Mientras hablaba, sin darse cuenta, León habia puesto el pie en uno de los barrotes de la silla donde estaba sentada madame Bovary. Llevaba ésta una pequeña corbata de seda azul que sostenía, recto como una gorgnera, un cuello de batista encañonado que, según los movimientos de la cabeza, se hundia en el cuello la parte baja de la cara o emergía de él suavemente, Asi, uno junto a otro, mientras Charles y el propietario platicaban, entraron en una de esas vagas conversaciones en las que el azar de las frases conduce al terreno de una común simpatía. Espectáculos de París, títulos de novelas, cuadrillas nuevas y el mundo que no conocian, además de Tostes, donde ella habia vivido, Yonville, donde estaban; todo lo examinaron, de todo hablaron hasta el fin de la comida.

Servido el café, Felicidad se fue a preparar la habitación en la nueva casa, y los convidados no tardaron en marcharse.
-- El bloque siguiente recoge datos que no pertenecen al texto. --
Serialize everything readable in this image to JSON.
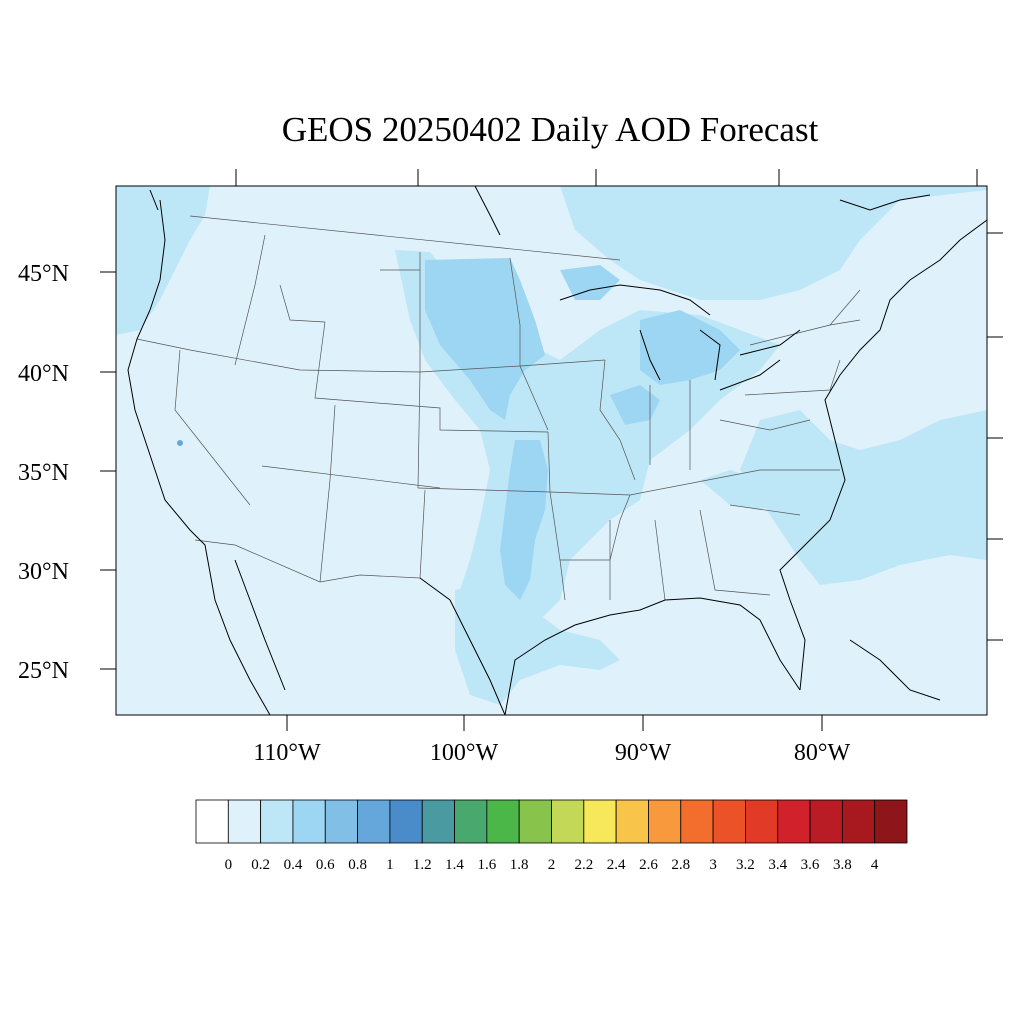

Madame Lefrancois se encontraba adormilada junto a la chimenea mientras que el mozo de cuadra, con un farol en la mano, esperaba a monsieur y a madame Bovary para acompañarlos a su casa. Tenia el pelo rojizo mezclado con briznas de paja y cojeaba de la pierna izquierda. Tomó con su mano el paraguas del señor cura y se pusieron en camino.
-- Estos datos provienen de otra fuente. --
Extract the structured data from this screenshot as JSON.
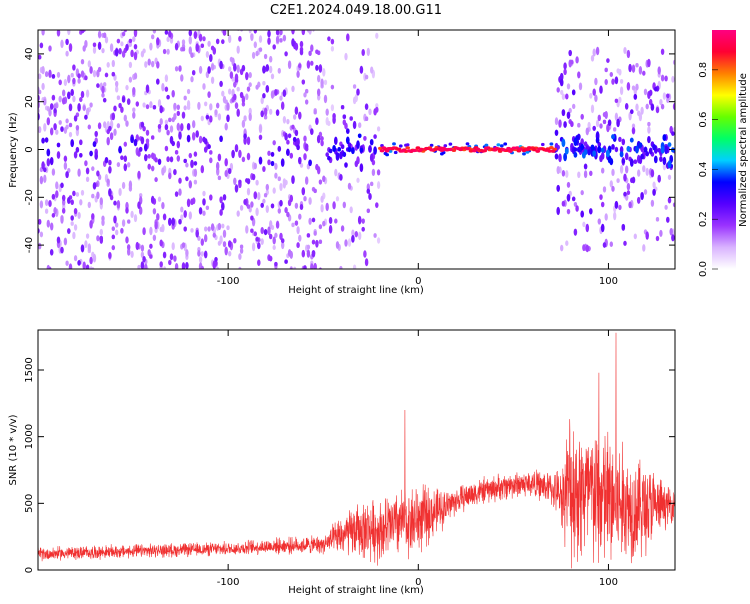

El pueblo estaba dormido, los postes del mercado proyectaban unas sombras largas. La tierra estaba toda gris, como en una noche de verano.

Pero como la casa del médico estaba a cincuenta pasos de la hostería, casi inmediatamente se despidieron y la compañia se dispersó.
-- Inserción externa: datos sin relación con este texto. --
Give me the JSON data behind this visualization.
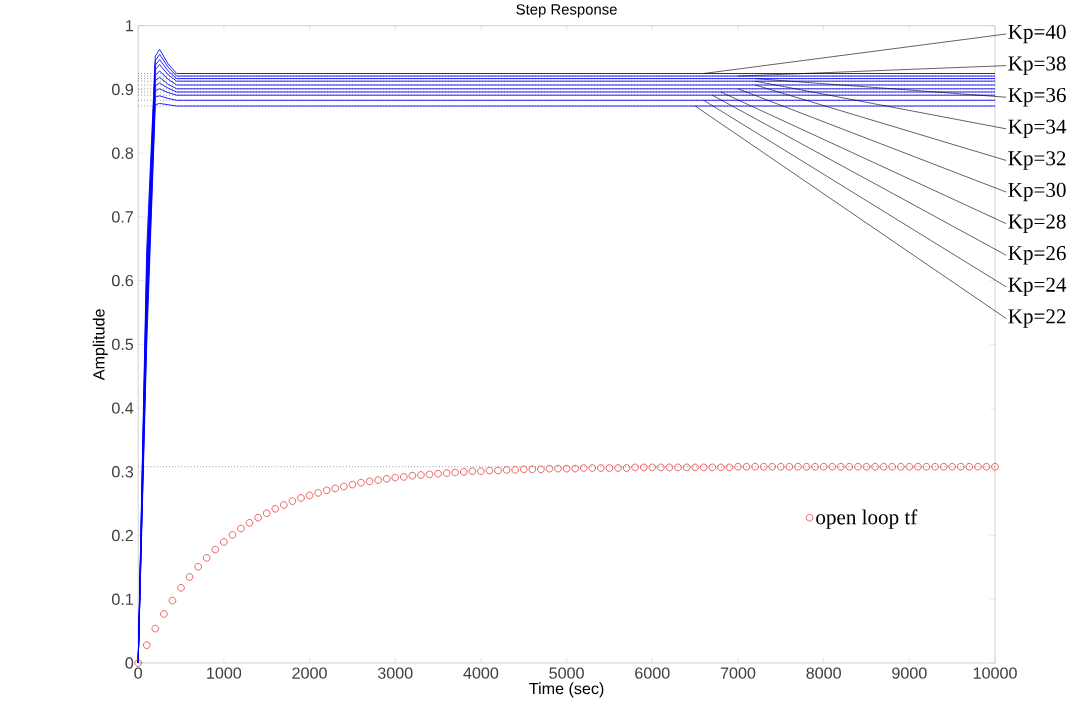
{
  "chart_data": {
    "type": "line",
    "title": "Step Response",
    "xlabel": "Time (sec)",
    "ylabel": "Amplitude",
    "xlim": [
      0,
      10000
    ],
    "ylim": [
      0,
      1
    ],
    "xticks": [
      0,
      1000,
      2000,
      3000,
      4000,
      5000,
      6000,
      7000,
      8000,
      9000,
      10000
    ],
    "yticks": [
      0,
      0.1,
      0.2,
      0.3,
      0.4,
      0.5,
      0.6,
      0.7,
      0.8,
      0.9,
      1
    ],
    "legend": "right",
    "series": [
      {
        "color": "#0000ff",
        "x": [
          0,
          100,
          200,
          250,
          350,
          450,
          600,
          10000
        ],
        "values": [
          0,
          0.65,
          0.952,
          0.963,
          0.94,
          0.925,
          0.925,
          0.925
        ]
      },
      {
        "color": "#0000ff",
        "x": [
          0,
          100,
          200,
          250,
          350,
          450,
          600,
          10000
        ],
        "values": [
          0,
          0.63,
          0.945,
          0.955,
          0.935,
          0.921,
          0.921,
          0.921
        ]
      },
      {
        "color": "#0000ff",
        "x": [
          0,
          100,
          200,
          250,
          350,
          450,
          600,
          10000
        ],
        "values": [
          0,
          0.61,
          0.938,
          0.947,
          0.929,
          0.917,
          0.917,
          0.917
        ]
      },
      {
        "color": "#0000ff",
        "x": [
          0,
          100,
          200,
          250,
          350,
          450,
          600,
          10000
        ],
        "values": [
          0,
          0.6,
          0.931,
          0.939,
          0.923,
          0.913,
          0.913,
          0.913
        ]
      },
      {
        "color": "#0000ff",
        "x": [
          0,
          100,
          200,
          250,
          350,
          450,
          600,
          10000
        ],
        "values": [
          0,
          0.58,
          0.922,
          0.929,
          0.916,
          0.907,
          0.907,
          0.907
        ]
      },
      {
        "color": "#0000ff",
        "x": [
          0,
          100,
          200,
          250,
          350,
          450,
          600,
          10000
        ],
        "values": [
          0,
          0.56,
          0.914,
          0.919,
          0.908,
          0.901,
          0.901,
          0.901
        ]
      },
      {
        "color": "#0000ff",
        "x": [
          0,
          100,
          200,
          250,
          350,
          450,
          600,
          10000
        ],
        "values": [
          0,
          0.55,
          0.906,
          0.91,
          0.902,
          0.896,
          0.896,
          0.896
        ]
      },
      {
        "color": "#0000ff",
        "x": [
          0,
          100,
          200,
          250,
          350,
          450,
          600,
          10000
        ],
        "values": [
          0,
          0.53,
          0.898,
          0.901,
          0.895,
          0.891,
          0.891,
          0.891
        ]
      },
      {
        "color": "#0000ff",
        "x": [
          0,
          100,
          200,
          250,
          350,
          450,
          600,
          10000
        ],
        "values": [
          0,
          0.52,
          0.888,
          0.89,
          0.886,
          0.883,
          0.883,
          0.883
        ]
      },
      {
        "color": "#0000ff",
        "x": [
          0,
          100,
          200,
          250,
          350,
          450,
          600,
          10000
        ],
        "values": [
          0,
          0.5,
          0.876,
          0.878,
          0.876,
          0.874,
          0.874,
          0.874
        ]
      },
      {
        "name": "open loop tf",
        "type": "scatter",
        "marker": "circle",
        "color": "#e03030",
        "x": [
          0,
          100,
          200,
          300,
          400,
          500,
          600,
          700,
          800,
          900,
          1000,
          1100,
          1200,
          1300,
          1400,
          1500,
          1600,
          1700,
          1800,
          1900,
          2000,
          2100,
          2200,
          2300,
          2400,
          2500,
          2600,
          2700,
          2800,
          2900,
          3000,
          3100,
          3200,
          3300,
          3400,
          3500,
          3600,
          3700,
          3800,
          3900,
          4000,
          4100,
          4200,
          4300,
          4400,
          4500,
          4600,
          4700,
          4800,
          4900,
          5000,
          5100,
          5200,
          5300,
          5400,
          5500,
          5600,
          5700,
          5800,
          5900,
          6000,
          6100,
          6200,
          6300,
          6400,
          6500,
          6600,
          6700,
          6800,
          6900,
          7000,
          7100,
          7200,
          7300,
          7400,
          7500,
          7600,
          7700,
          7800,
          7900,
          8000,
          8100,
          8200,
          8300,
          8400,
          8500,
          8600,
          8700,
          8800,
          8900,
          9000,
          9100,
          9200,
          9300,
          9400,
          9500,
          9600,
          9700,
          9800,
          9900,
          10000
        ],
        "values": [
          0,
          0.028,
          0.054,
          0.077,
          0.098,
          0.118,
          0.135,
          0.151,
          0.165,
          0.178,
          0.19,
          0.201,
          0.211,
          0.22,
          0.228,
          0.235,
          0.242,
          0.248,
          0.254,
          0.259,
          0.263,
          0.267,
          0.271,
          0.274,
          0.277,
          0.28,
          0.283,
          0.285,
          0.287,
          0.289,
          0.291,
          0.292,
          0.294,
          0.295,
          0.296,
          0.297,
          0.298,
          0.299,
          0.3,
          0.301,
          0.301,
          0.302,
          0.302,
          0.303,
          0.303,
          0.304,
          0.304,
          0.304,
          0.305,
          0.305,
          0.305,
          0.305,
          0.306,
          0.306,
          0.306,
          0.306,
          0.306,
          0.306,
          0.307,
          0.307,
          0.307,
          0.307,
          0.307,
          0.307,
          0.307,
          0.307,
          0.307,
          0.307,
          0.307,
          0.307,
          0.308,
          0.308,
          0.308,
          0.308,
          0.308,
          0.308,
          0.308,
          0.308,
          0.308,
          0.308,
          0.308,
          0.308,
          0.308,
          0.308,
          0.308,
          0.308,
          0.308,
          0.308,
          0.308,
          0.308,
          0.308,
          0.308,
          0.308,
          0.308,
          0.308,
          0.308,
          0.308,
          0.308,
          0.308,
          0.308,
          0.308
        ]
      }
    ],
    "ref_lines": [
      {
        "axis": "y",
        "value": 0.925,
        "color": "#000000",
        "line_style": "dotted"
      },
      {
        "axis": "y",
        "value": 0.921,
        "color": "#000000",
        "line_style": "dotted"
      },
      {
        "axis": "y",
        "value": 0.917,
        "color": "#000000",
        "line_style": "dotted"
      },
      {
        "axis": "y",
        "value": 0.913,
        "color": "#000000",
        "line_style": "dotted"
      },
      {
        "axis": "y",
        "value": 0.907,
        "color": "#000000",
        "line_style": "dotted"
      },
      {
        "axis": "y",
        "value": 0.901,
        "color": "#000000",
        "line_style": "dotted"
      },
      {
        "axis": "y",
        "value": 0.896,
        "color": "#000000",
        "line_style": "dotted"
      },
      {
        "axis": "y",
        "value": 0.891,
        "color": "#000000",
        "line_style": "dotted"
      },
      {
        "axis": "y",
        "value": 0.883,
        "color": "#000000",
        "line_style": "dotted"
      },
      {
        "axis": "y",
        "value": 0.874,
        "color": "#000000",
        "line_style": "dotted"
      },
      {
        "axis": "y",
        "value": 0.308,
        "color": "#000000",
        "line_style": "dotted"
      }
    ],
    "annotations": [
      {
        "text": "Kp=40",
        "x": 6600,
        "y": 0.925
      },
      {
        "text": "Kp=38",
        "x": 7000,
        "y": 0.921
      },
      {
        "text": "Kp=36",
        "x": 7200,
        "y": 0.917
      },
      {
        "text": "Kp=34",
        "x": 7200,
        "y": 0.913
      },
      {
        "text": "Kp=32",
        "x": 7200,
        "y": 0.907
      },
      {
        "text": "Kp=30",
        "x": 7000,
        "y": 0.901
      },
      {
        "text": "Kp=28",
        "x": 6800,
        "y": 0.896
      },
      {
        "text": "Kp=26",
        "x": 6700,
        "y": 0.891
      },
      {
        "text": "Kp=24",
        "x": 6600,
        "y": 0.883
      },
      {
        "text": "Kp=22",
        "x": 6500,
        "y": 0.874
      }
    ]
  }
}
Apenas al entrar en el vestíbulo, Emma sintió caerle sobre los hombros, como un lienzo húmedo , el frió del yeso. Las paredes habían sido estucadas recientemente y los escalones de madera crujieron. Por las ventanas sin cortinas de la habitación entraba una luz blanquecina. Se perfilaban vagamente cimas de árboles y a lo lejos se alcanzaba a divisar la pradera, medio difusa por la niebla, que humeaba a la luz de la luna siguiendo el curso del rio. En medio del piso habia, todo mezclado, cajones de cómoda, botellas, barras, varillas doradas con colchones sobre unas sillas y jofainas en el suelo -pues los dos hombres que habían llevado los muebles lo dejaron todo alli de cualquier manera.

Era la cuarta vez que Emma dormía en un lugar desconocido. La primera habia sido el dia que entró en el convento, la segunda cuando llegó a Tostes, la tercera en La Vaubyessard, la cuarta ésta; y cada una resultó ser en su vida como la inauguración de una fase nueva. No creia que las cosas pudieran ser iguales en sitios diferentes, y, como las etapas anteriores de su vida habian sido malas, seguramente lo que le quedaba por vivir seria mejor.